Introduction: Tumor angiogenesis is gaining importance in hematological malignancies; it is balanced by many known and unknown positive and negative angiogenic factors. However, studies related to the prognostic significance of angiogenic factors and lymphoproliferative diseases are limited compared to solid tumors. This is a single institution study evaluating the prognostic impact of serum Endostatin, VEGF, and bFGF in non-Hodgkin’s lymphoma (NHL).

Patients and methods: Pretreatment serum level of Endostatin (S-Endostatin), VEGF (S-VEGF), and bFGF (S-bFGF) were measured by Enzyme-Linked Immunoabsorbant Assay (ELISA) on 136 NHL patients: 82 patients (60%) had aggressive NHL (diffuse large B cell lymphoma [DLBCL] or other aggressive non-DLBCL) and 54 patients (40%) had indolent lymphomas (follicular lymphoma [FL] or other indolent non-FL). For each angiogenic factor, univariate progression-free survival (PFS) and overall survival (OS) analyses were performed according to the quartiles of the distribution of serum level values. Each of the analyses was aimed to detect a trend between prognosis and the serum level of the angiogenic factor. Eight prognostic groups were defined according to the type of NHL and the prognostic indexes (International Prognostic Index [IPI] for DLBCL and aggressive non-DLBCL, and Follicular International Prognostic Index [FLIPI] for FL). Survival analyses stratified on the prognostic group were used to test the independent prognostic value of each angiogenic factor. Survival curves were compared with logrank tests. Distributions of serum level values were compared with Kruskal-Wallis tests. The median follow-up was 78 months.

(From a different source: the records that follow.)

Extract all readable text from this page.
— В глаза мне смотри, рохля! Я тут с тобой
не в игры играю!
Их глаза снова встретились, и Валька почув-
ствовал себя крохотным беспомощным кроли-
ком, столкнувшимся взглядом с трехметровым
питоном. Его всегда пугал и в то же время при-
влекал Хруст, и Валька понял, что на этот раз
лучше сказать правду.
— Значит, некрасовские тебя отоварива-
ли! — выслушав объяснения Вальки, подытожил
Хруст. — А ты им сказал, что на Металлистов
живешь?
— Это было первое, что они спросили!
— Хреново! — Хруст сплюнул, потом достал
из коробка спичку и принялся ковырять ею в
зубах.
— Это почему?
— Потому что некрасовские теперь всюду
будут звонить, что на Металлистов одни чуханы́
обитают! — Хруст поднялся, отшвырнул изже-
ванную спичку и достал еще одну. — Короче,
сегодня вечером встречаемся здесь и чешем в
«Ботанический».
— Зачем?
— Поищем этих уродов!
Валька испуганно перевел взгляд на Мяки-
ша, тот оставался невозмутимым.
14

Results: Pretreatment angiogenic serum levels were not significantly different between all categories of NHL, except for VEGF level, which was slightly higher in the aggressive group compared to the indolent group (666 pg/ml vs. 465 pg/ml; p=0.03). Low S-Endostatin and high S-VEGF at diagnosis were associated with poor PFS (p=0.002 and p=10−4 respectively) and poor OS (p=0.04 and p=10−6 respectively). Patients with S-Endostatin within the lowest quartile had only 29% PFS and 49% OS in contrast to a 67% PFS and 82% OS among patients with Endostatin within the highest quartile. Similarly, patients with S-VEGF within the highest quartile had only 20% PFS and 26% OS in contrast to a 70% PFS and 85% OS among patients with VEGF within the lowest quartile. The VEGF/Endostatin ratio was used to combine the results from S-VEGF and S-Endostatin. The 4 groups corresponding to the quartiles of the distribution of VEGF/Endostatin ratio had different OS and PFS (p<10−6 for both); PFS and OS were respectively 15% and 16% for patients from the highest quartile VEGF/Endostatin ratio and 79% and 84% for those from the lowest quartile Figure 1. The independent prognostic impact of S-Endostatin, S-VEGF and VEGF/Endostatin ratio remained significant on PFS (p=0.0003, p=0.001 and p<10−6 respectively) and OS (p=0.01, p=10−4 and p<10−6 respectively) after stratification on the prognostic group. We did not find any relation between pretreatment S-bFGF and prognosis in our patients.

Conclusion: Our results showed that pretreatment serum levels of VEGF and Endostatin are significantly related to outcome in NHL patients; the higher the VEGF/Endostatin ratio is, the poorer the prognosis. A better understanding of angiogenesis in lymphoproliferative diseases is mandatory in order to develop new anti-angiogenic targeted therapeutic agents that can change the outcome of these patients.

Disclosures: No relevant conflicts of interest to declare.